Hu also used videos to encourage villagers to take part in his work. Every night, he put up a screen in front of the village's ancestral temple to project a short film he made to record people's daily lives, from farming in the fields to cooking at home.
Everyone was intrigued and asked Hu to play the video repeatedly. Afterward, they often danced and sang folk songs together.
"What I did can't offer financial rewards for them, but it made them proud of their lives and their village," Hu said.
He said artists who create works in villages should first respect the locals, as opposed to intervening in their lives and forcing them to accept artistic ideas.
"We should learn to talk to them and respect their lives and history," he said.
Sun Xu, organizer of the art competition in Lishui district with Sui, said persuading villagers to accept an artwork is very demanding.
For years Sun has looked for ways in which art can play a role in rural construction. In June, he flew to Japan to visit the Echigo-Tsumari Art Triennial to look at how the model for this event could be applied to the program in Lishui.

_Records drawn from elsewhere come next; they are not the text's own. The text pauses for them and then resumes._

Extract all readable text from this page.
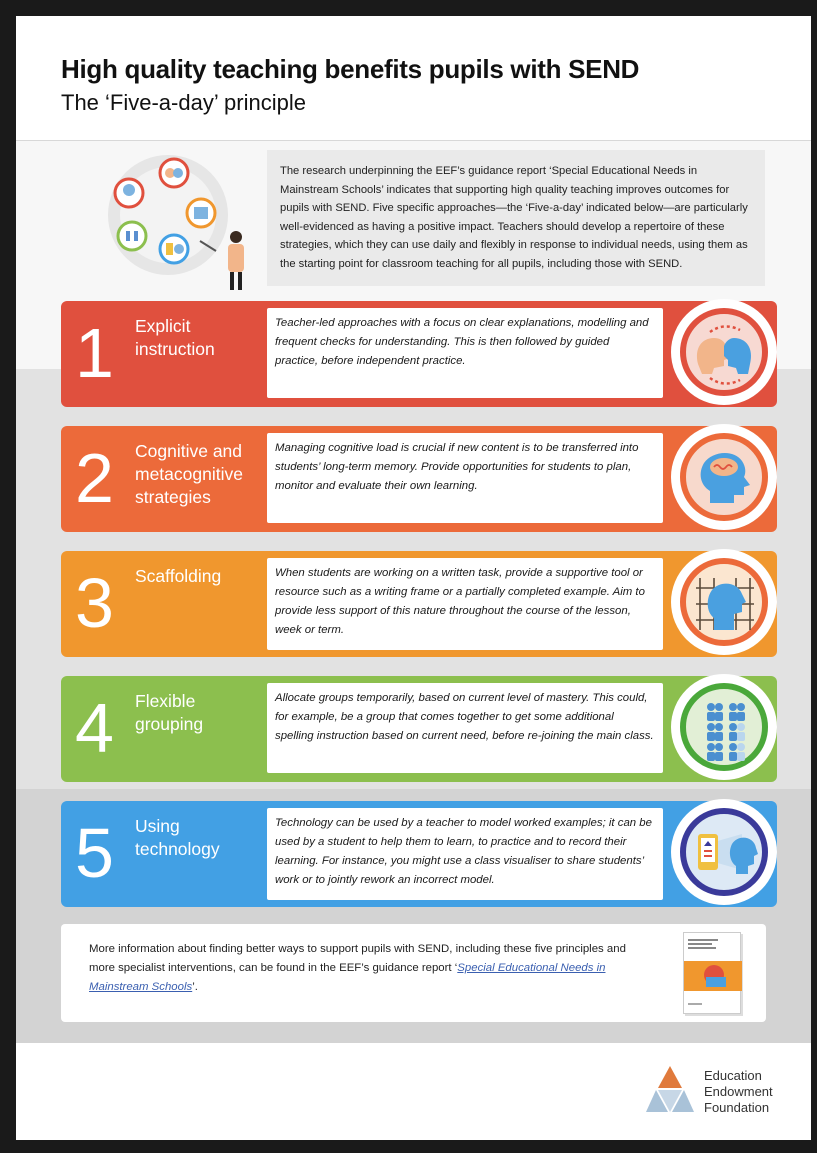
High quality teaching benefits pupils with SEND
The ‘Five-a-day’ principle
The research underpinning the EEF’s guidance report ‘Special Educational Needs in Mainstream Schools’ indicates that supporting high quality teaching improves outcomes for pupils with SEND. Five specific approaches—the ‘Five-a-day’ indicated below—are particularly well-evidenced as having a positive impact. Teachers should develop a repertoire of these strategies, which they can use daily and flexibly in response to individual needs, using them as the starting point for classroom teaching for all pupils, including those with SEND.
1 Explicit instruction
Teacher-led approaches with a focus on clear explanations, modelling and frequent checks for understanding. This is then followed by guided practice, before independent practice.
2 Cognitive and metacognitive strategies
Managing cognitive load is crucial if new content is to be transferred into students’ long-term memory. Provide opportunities for students to plan, monitor and evaluate their own learning.
3 Scaffolding	When students are working on a written task, provide a supportive tool or resource such as a writing frame or a partially completed example. Aim to provide less support of this nature throughout the course of the lesson, week or term.
4 Flexible grouping
Allocate groups temporarily, based on current level of mastery. This could, for example, be a group that comes together to get some additional spelling instruction based on current need, before re-joining the main class.
5 Using technology
Technology can be used by a teacher to model worked examples; it can be used by a student to help them to learn, to practice and to record their learning. For instance, you might use a class visualiser to share students’ work or to jointly rework an incorrect model.
More information about finding better ways to support pupils with SEND, including these five principles and more specialist interventions, can be found in the EEF’s guidance report ‘Special Educational Needs in Mainstream Schools’.
Education
Endowment
Foundation
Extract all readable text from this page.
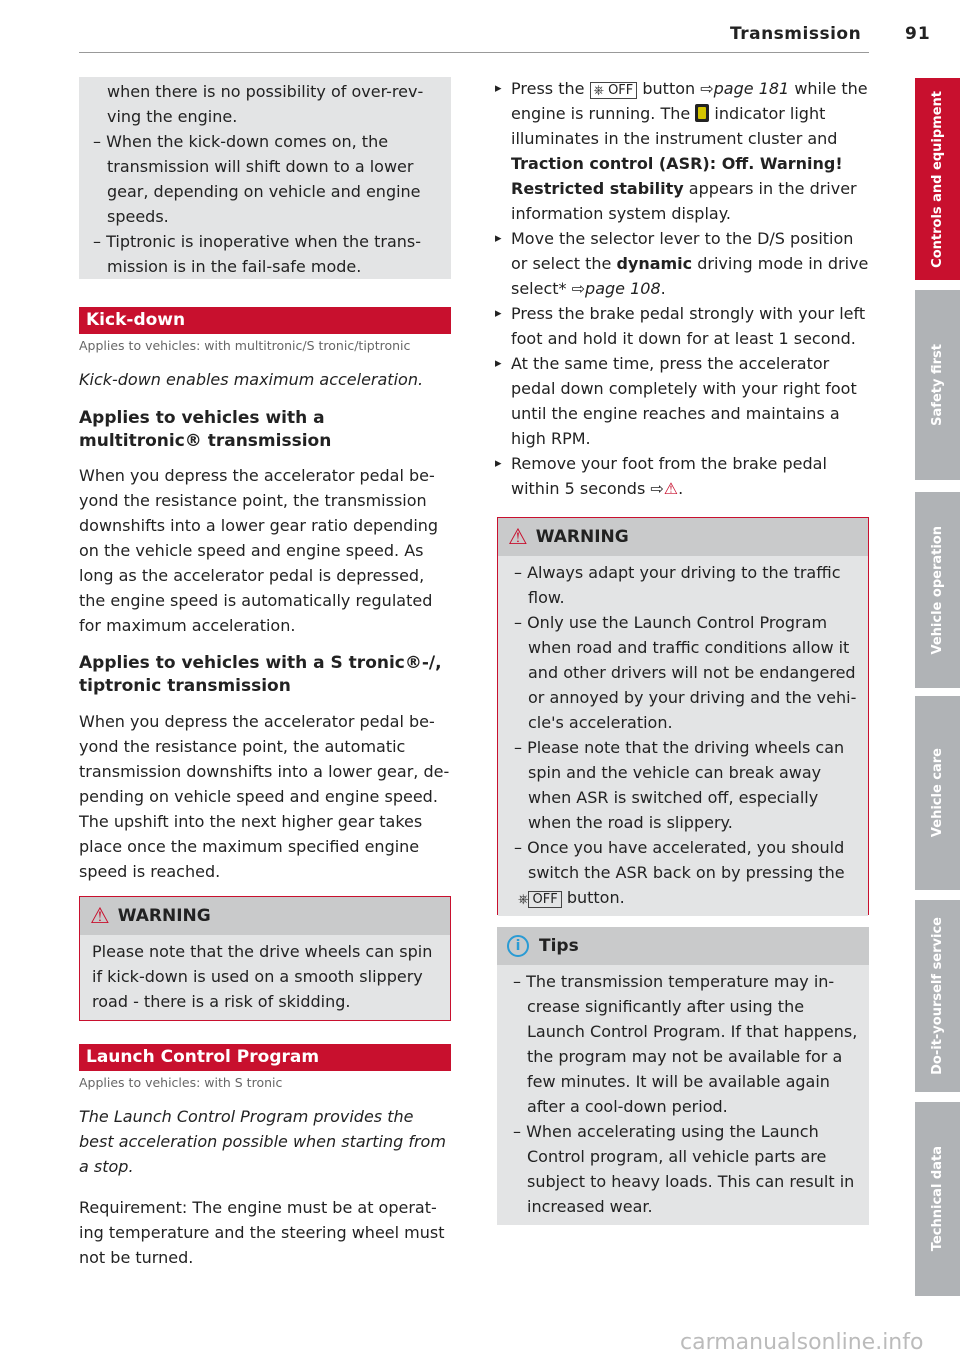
Transmission	91

when there is no possibility of over-revving the engine.

– When the kick-down comes on, the transmission will shift down to a lower gear, depending on vehicle and engine speeds.

– Tiptronic is inoperative when the transmission is in the fail-safe mode.

Kick-down
Applies to vehicles: with multitronic/S tronic/tiptronic
Kick-down enables maximum acceleration.
Applies to vehicles with a multitronic® transmission
When you depress the accelerator pedal beyond the resistance point, the transmission downshifts into a lower gear ratio depending on the vehicle speed and engine speed. As long as the accelerator pedal is depressed, the engine speed is automatically regulated for maximum acceleration.
Applies to vehicles with a S tronic®-/, tiptronic transmission
When you depress the accelerator pedal beyond the resistance point, the automatic transmission downshifts into a lower gear, depending on vehicle speed and engine speed. The upshift into the next higher gear takes place once the maximum specified engine speed is reached.
⚠ WARNING
Please note that the drive wheels can spin if kick-down is used on a smooth slippery road - there is a risk of skidding.
Launch Control Program
Applies to vehicles: with S tronic
The Launch Control Program provides the best acceleration possible when starting from a stop.
Requirement: The engine must be at operating temperature and the steering wheel must not be turned.

▸ Press the ⎈ OFF button ⇨page 181 while the engine is running. The indicator light illuminates in the instrument cluster and Traction control (ASR): Off. Warning! Restricted stability appears in the driver information system display.

▸ Move the selector lever to the D/S position or select the dynamic driving mode in drive select* ⇨page 108.

▸ Press the brake pedal strongly with your left foot and hold it down for at least 1 second.

▸ At the same time, press the accelerator pedal down completely with your right foot until the engine reaches and maintains a high RPM.

▸ Remove your foot from the brake pedal within 5 seconds ⇨⚠.

⚠ WARNING

– Always adapt your driving to the traffic flow.

– Only use the Launch Control Program when road and traffic conditions allow it and other drivers will not be endangered or annoyed by your driving and the vehicle's acceleration.

– Please note that the driving wheels can spin and the vehicle can break away when ASR is switched off, especially when the road is slippery.

– Once you have accelerated, you should switch the ASR back on by pressing the ⎈ OFF button.

i	Tips

– The transmission temperature may increase significantly after using the Launch Control Program. If that happens, the program may not be available for a few minutes. It will be available again after a cool-down period.

– When accelerating using the Launch Control program, all vehicle parts are subject to heavy loads. This can result in increased wear.

Controls and equipment
Safety first
Vehicle operation
Vehicle care
Do-it-yourself service
Technical data
carmanualsonline.info
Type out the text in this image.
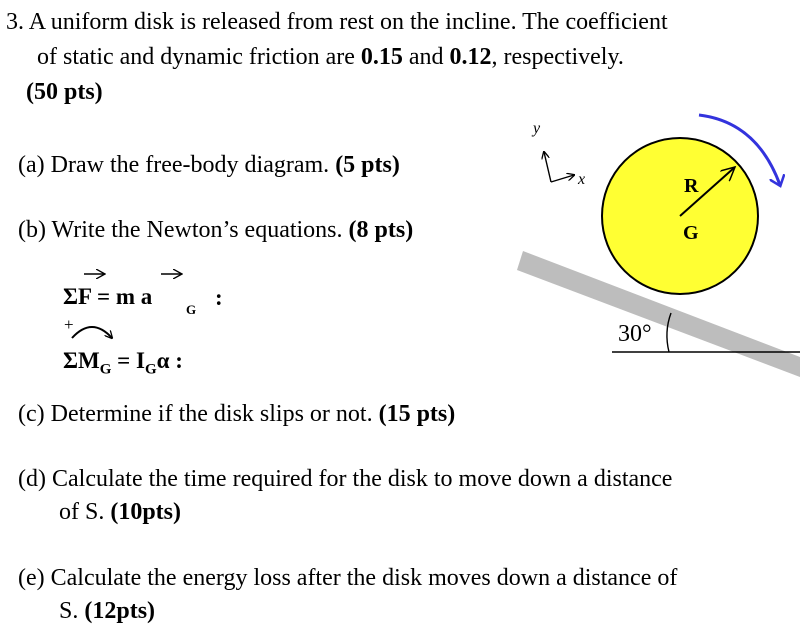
3. A uniform disk is released from rest on the incline. The coefficient
of static and dynamic friction are 0.15 and 0.12, respectively.
(50 pts)
(a) Draw the free-body diagram. (5 pts)
(b) Write the Newton’s equations. (8 pts)
ΣF = m a
G :
+
$\Sigma M_G = I_G\alpha$ :
(c) Determine if the disk slips or not. (15 pts)
(d) Calculate the time required for the disk to move down a distance
of S. (10pts)
(e) Calculate the energy loss after the disk moves down a distance of
S. (12pts)
y
x
30°
R
G
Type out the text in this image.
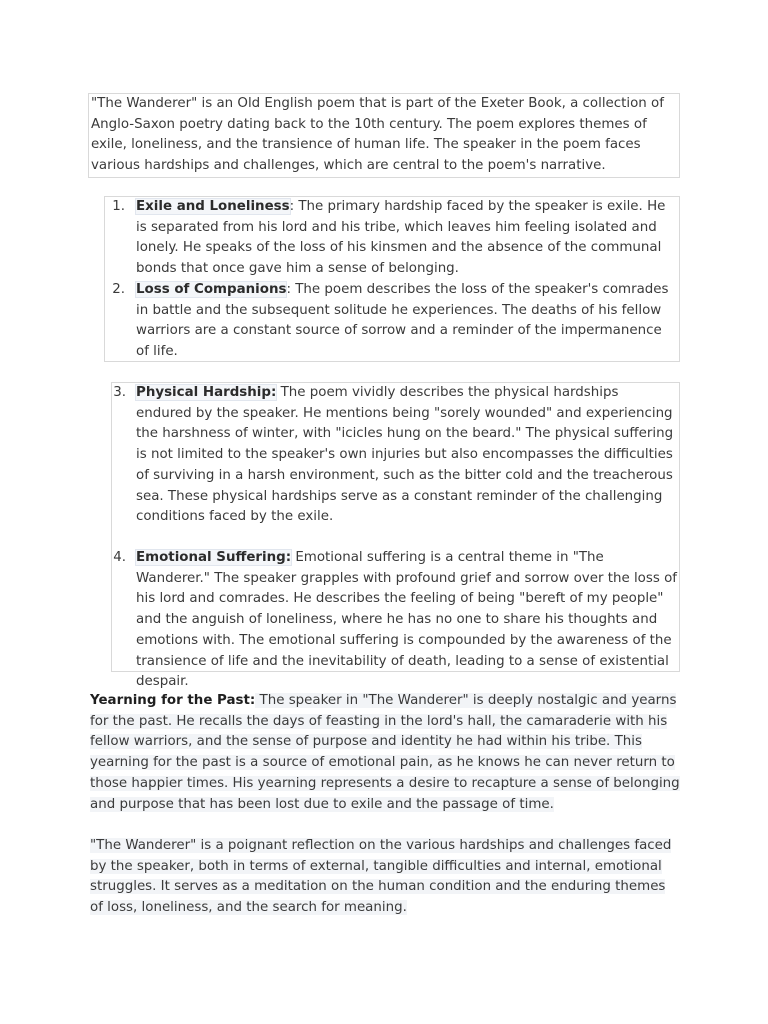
"The Wanderer" is an Old English poem that is part of the Exeter Book, a collection of Anglo-Saxon poetry dating back to the 10th century. The poem explores themes of exile, loneliness, and the transience of human life. The speaker in the poem faces various hardships and challenges, which are central to the poem's narrative.
1. Exile and Loneliness: The primary hardship faced by the speaker is exile. He is separated from his lord and his tribe, which leaves him feeling isolated and lonely. He speaks of the loss of his kinsmen and the absence of the communal bonds that once gave him a sense of belonging.
2. Loss of Companions: The poem describes the loss of the speaker's comrades in battle and the subsequent solitude he experiences. The deaths of his fellow warriors are a constant source of sorrow and a reminder of the impermanence of life.
3. Physical Hardship: The poem vividly describes the physical hardships endured by the speaker. He mentions being "sorely wounded" and experiencing the harshness of winter, with "icicles hung on the beard." The physical suffering is not limited to the speaker's own injuries but also encompasses the difficulties of surviving in a harsh environment, such as the bitter cold and the treacherous sea. These physical hardships serve as a constant reminder of the challenging conditions faced by the exile.
4. Emotional Suffering: Emotional suffering is a central theme in "The Wanderer." The speaker grapples with profound grief and sorrow over the loss of his lord and comrades. He describes the feeling of being "bereft of my people" and the anguish of loneliness, where he has no one to share his thoughts and emotions with. The emotional suffering is compounded by the awareness of the transience of life and the inevitability of death, leading to a sense of existential despair.
Yearning for the Past: The speaker in "The Wanderer" is deeply nostalgic and yearns for the past. He recalls the days of feasting in the lord's hall, the camaraderie with his fellow warriors, and the sense of purpose and identity he had within his tribe. This yearning for the past is a source of emotional pain, as he knows he can never return to those happier times. His yearning represents a desire to recapture a sense of belonging and purpose that has been lost due to exile and the passage of time.
"The Wanderer" is a poignant reflection on the various hardships and challenges faced by the speaker, both in terms of external, tangible difficulties and internal, emotional struggles. It serves as a meditation on the human condition and the enduring themes of loss, loneliness, and the search for meaning.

He learned that one local had started to farm his field again after seeing that figures placed there by an artist had attracted many visitors. Earlier, he had repeatedly refused the artist permission to erect the figures.
Now the farmer views working in his field as a kind of performance on a natural stage because he has realized the beauty of such work.
Sun said: "I think that art festivals in rural areas are a kind of exploration of the relationship between humans and earth. It's a method to revitalize the earth."
He added that it had taken two decades for the Japanese festival to be a success, while China's exploration of this type of rural revival through art is only just beginning and needs time and artists' persistence.
"I hope our artists can be stubborn about it," he added.